Dünyanın şekli
Allah semaları bir kanun ve nizam ile intizama koyup zapturapt altına aldıktan sonra dünyaya da İrade ve Kudretini tevcih ederek onu da düzenleyip yuvarlak bir şekle sokmuştur.
Kur'ân-ı Kerim, bu gerçeği, وَأَغْطَشَ لَيْلَهَا وَأَخْرَجَ ضُحَاهَا وَالْأَرْضَ بَعْدَ ذٰلِكَ دَحَاهَا "(Sema ve dünyanın) Gecesini örtüp kararttı, kuşluğunu (güneşini) açığa çıkardı. Bundan sonra da yeri yayıp yuvarlak olarak döşedi." (Nâziât sûresi, 79/29-30) âyetiyle ortaya koymaktadır.
Âyetten anlaşıldığına göre, semanın tertip ve tanzim işi bitmiş, gece ve gündüz takdir edilmiş; sonra da dünya "udhiye" hâline getirilmiştir.
Âyetteki bazı tabirler üzerinde durmadan önce burada bilhassa bir hususa dikkatlerinizi çekmek istiyorum. Herhangi bir cismi tarif etmek isteyen bir insan, meselâ cisim yuvarlaksa, "yuvarlak" diyerek tarif eder. Aynı zamanda daha bir vuzuha kavuşturma adına tarif etmek istediği o cismin yuvarlaklığını, "elmamsı", "portakalımsı" gibi yuvarlaklığı bilinen bir nesneye benzetme yaparak tarif eder. Böylece o, bu benzetmeyle hem o cismin yuvarlaklığına, hem de yuvarlaklığın özelliğine işaret etmiş olur.
Bunun gibi Kur'ân da, anlatmak istediği meselelerin hakikatini söylemenin yanında, bir benzetme ile de o hakikatin ayrı bir hususiyetine dikkatleri çeker. Zikredilen âyet-i kerimede geçen دَحَى fiili, özellikle seçilerek kullanılmıştır. Zira bu kelime, دَحْو veya دَحْي kökünden gelmektedir. Bu kökten türetilmiş bir isim olan أُدْحُوَّة veya أُدْحِيَّة de "deve kuşu yumurtası" demektir. Dolayısıyla دَحَى kelimesinin karakteristik yapısından anlaşılmaktadır ki, Allah (celle celâluhu) semayı tanzim ve tertip ettikten sonra yerküreye yönelmiş ve onu da deve kuşu yumurtası gibi "elipsoid" şeklinde düzenlemiştir. İlk devirden beri Müslüman müfessirler, dünyanın yuvarlak olduğunu söylemişlerse de bu hakikat tam olarak ancak bugün anlaşılabilmiştir.
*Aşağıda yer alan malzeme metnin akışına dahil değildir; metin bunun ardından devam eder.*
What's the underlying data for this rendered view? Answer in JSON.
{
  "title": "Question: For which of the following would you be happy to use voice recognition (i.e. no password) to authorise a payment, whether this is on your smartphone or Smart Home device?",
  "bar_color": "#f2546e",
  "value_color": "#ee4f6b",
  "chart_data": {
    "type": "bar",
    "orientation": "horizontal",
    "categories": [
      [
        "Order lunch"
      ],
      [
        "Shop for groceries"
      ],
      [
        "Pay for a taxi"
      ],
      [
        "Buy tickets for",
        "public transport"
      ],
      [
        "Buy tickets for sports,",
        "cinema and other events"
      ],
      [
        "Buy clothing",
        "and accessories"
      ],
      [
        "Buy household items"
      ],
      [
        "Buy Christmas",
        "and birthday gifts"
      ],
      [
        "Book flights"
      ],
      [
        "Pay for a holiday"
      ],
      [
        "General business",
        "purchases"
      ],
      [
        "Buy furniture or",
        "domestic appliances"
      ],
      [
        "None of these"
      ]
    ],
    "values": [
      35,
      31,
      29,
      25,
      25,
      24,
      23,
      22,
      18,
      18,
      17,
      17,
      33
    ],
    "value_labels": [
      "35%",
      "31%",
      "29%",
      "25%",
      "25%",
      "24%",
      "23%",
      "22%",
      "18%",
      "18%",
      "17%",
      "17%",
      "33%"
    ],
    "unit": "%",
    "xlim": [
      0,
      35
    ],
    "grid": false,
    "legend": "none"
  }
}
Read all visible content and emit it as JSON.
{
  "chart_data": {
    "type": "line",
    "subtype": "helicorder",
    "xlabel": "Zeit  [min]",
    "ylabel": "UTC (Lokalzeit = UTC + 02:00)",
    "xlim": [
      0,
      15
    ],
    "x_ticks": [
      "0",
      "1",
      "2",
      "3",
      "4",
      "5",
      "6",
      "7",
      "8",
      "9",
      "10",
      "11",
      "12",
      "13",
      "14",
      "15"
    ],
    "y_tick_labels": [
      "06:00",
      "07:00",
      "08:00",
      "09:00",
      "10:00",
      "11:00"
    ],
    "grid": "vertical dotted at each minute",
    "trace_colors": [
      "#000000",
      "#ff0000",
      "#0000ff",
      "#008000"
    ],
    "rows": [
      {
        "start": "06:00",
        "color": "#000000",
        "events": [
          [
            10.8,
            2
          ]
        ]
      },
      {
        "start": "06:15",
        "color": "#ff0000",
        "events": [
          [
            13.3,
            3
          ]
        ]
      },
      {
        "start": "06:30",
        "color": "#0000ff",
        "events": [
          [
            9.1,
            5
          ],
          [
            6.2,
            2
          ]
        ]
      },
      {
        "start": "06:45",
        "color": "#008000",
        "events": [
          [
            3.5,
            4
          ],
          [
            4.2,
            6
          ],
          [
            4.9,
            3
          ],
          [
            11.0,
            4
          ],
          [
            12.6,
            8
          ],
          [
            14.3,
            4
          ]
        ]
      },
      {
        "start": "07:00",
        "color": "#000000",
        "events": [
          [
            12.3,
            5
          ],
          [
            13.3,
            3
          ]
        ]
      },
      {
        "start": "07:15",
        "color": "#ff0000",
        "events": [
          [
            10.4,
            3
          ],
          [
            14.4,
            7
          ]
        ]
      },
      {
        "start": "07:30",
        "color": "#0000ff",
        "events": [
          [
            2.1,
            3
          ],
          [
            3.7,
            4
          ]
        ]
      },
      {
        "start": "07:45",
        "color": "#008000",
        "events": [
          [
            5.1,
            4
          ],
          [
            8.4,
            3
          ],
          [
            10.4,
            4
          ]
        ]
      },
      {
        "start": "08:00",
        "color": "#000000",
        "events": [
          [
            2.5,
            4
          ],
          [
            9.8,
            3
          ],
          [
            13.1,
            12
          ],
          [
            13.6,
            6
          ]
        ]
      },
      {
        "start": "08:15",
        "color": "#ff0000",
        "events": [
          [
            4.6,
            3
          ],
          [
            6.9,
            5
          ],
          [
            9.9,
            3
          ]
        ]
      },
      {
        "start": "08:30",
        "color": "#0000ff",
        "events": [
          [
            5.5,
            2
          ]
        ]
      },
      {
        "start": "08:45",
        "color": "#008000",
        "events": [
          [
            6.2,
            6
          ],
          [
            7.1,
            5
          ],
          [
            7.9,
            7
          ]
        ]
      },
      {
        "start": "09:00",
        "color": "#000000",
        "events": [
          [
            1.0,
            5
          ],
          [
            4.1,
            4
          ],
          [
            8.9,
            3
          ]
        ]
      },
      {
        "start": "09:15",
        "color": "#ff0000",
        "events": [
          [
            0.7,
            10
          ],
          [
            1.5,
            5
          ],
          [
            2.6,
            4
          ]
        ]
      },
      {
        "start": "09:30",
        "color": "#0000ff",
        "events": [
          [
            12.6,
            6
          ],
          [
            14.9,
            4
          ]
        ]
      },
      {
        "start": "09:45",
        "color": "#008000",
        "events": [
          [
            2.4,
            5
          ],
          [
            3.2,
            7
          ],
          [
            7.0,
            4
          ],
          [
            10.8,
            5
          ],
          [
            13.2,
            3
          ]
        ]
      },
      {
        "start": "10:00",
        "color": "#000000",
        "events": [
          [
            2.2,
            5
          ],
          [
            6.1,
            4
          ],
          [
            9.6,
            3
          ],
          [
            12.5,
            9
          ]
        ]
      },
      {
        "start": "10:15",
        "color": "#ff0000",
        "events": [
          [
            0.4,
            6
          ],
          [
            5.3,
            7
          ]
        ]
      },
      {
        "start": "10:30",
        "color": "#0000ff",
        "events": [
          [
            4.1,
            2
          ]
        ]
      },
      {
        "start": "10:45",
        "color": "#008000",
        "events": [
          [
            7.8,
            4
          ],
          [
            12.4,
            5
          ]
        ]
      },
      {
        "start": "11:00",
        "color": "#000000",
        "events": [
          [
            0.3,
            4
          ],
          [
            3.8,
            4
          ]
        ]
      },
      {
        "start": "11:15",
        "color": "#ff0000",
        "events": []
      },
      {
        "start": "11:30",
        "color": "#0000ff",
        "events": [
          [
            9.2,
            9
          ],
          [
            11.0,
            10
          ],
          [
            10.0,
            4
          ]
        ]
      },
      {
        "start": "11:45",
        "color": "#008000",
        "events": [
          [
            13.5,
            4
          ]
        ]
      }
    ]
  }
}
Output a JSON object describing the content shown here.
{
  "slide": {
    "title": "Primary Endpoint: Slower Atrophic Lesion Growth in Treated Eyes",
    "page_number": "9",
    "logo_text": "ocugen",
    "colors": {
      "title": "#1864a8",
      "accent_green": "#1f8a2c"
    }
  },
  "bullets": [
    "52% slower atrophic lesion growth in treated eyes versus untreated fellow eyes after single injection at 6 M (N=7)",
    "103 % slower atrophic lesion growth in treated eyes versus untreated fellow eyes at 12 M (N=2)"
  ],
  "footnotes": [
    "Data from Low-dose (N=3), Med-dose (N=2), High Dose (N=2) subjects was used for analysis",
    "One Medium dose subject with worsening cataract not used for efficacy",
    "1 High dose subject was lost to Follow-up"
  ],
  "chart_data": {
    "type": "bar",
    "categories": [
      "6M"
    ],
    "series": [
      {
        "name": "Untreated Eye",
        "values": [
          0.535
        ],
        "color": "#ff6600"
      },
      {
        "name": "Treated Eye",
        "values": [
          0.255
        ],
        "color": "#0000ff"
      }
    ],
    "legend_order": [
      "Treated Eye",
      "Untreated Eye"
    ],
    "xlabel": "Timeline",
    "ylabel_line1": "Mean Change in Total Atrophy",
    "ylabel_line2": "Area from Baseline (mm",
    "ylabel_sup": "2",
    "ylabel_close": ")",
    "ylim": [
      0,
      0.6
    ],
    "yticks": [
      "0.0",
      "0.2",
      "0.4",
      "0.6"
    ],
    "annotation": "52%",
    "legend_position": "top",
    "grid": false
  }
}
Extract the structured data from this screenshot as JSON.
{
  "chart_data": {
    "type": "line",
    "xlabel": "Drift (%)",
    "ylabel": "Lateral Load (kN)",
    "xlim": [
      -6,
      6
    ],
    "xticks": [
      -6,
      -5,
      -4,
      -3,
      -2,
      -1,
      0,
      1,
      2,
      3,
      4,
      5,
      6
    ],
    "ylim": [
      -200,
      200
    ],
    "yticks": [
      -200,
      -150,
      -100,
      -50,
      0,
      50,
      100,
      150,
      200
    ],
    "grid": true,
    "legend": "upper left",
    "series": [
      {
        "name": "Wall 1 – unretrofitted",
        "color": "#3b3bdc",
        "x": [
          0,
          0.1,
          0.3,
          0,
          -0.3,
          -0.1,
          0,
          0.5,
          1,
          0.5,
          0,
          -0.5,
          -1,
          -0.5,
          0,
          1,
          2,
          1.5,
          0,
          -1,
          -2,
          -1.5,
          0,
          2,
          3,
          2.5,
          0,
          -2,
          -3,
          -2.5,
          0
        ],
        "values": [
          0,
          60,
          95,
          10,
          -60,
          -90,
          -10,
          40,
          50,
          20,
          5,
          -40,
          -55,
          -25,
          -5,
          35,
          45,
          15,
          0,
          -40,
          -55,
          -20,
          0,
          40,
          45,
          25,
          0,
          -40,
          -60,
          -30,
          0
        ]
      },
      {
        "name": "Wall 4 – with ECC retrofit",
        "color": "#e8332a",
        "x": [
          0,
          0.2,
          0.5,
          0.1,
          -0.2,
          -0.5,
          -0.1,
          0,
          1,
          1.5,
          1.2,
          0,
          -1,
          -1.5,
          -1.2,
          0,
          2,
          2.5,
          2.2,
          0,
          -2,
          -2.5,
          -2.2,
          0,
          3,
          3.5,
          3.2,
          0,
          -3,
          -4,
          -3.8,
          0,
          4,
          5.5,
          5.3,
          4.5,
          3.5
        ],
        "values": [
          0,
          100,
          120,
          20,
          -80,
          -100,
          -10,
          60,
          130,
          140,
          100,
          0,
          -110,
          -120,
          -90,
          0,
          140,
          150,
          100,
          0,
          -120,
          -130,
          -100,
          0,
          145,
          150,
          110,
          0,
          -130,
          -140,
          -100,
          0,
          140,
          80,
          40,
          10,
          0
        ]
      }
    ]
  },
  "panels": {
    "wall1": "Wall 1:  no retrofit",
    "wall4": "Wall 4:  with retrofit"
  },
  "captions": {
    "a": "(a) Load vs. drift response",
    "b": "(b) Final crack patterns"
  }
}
Bazıları böyle bir yaklaşımda tekellüf görseler de, Kindî'den Gazzâlî'ye, ondan da Fahreddin Râzî'ye pek çok eski müfessirin yanında modern yorumcular da bu ve benzer âyetlerden yeryüzünün küreviyetini istinbat etmektedirler.
Kur'ân-ı Mu'cizü'l-Beyan, kendine has ifade ve üslûbuyla ele aldığı konuları öyle bir titizlikle ortaya koyar ki, fünûn-u müspete onca geniş imkânlarla her şeyi gayet net tespit ettiği hâlde, onun Kur'ânî ifadelerin derinliği ölçüsünde ve ihtimallere açık bir üslûpla aynı şeyleri ifade edebildiği söylenemez. 20. asrın her şeyi tek gözle gören maddeci ve materyalist zihniyeti, Kur'ân'ın bu yüce hakikatlerini –hiç olmazsa çağla uyumunu– görmezlikten gelse de, onun neşrettiği hakikatlerin yayılmasına ve gönüllere girmesine mâni olamayacak ve buna gücü de yetmeyecektir. Zira ilimler geliştikçe Kur'ân daha da iyi anlaşılmakta ve gençleşmektedir.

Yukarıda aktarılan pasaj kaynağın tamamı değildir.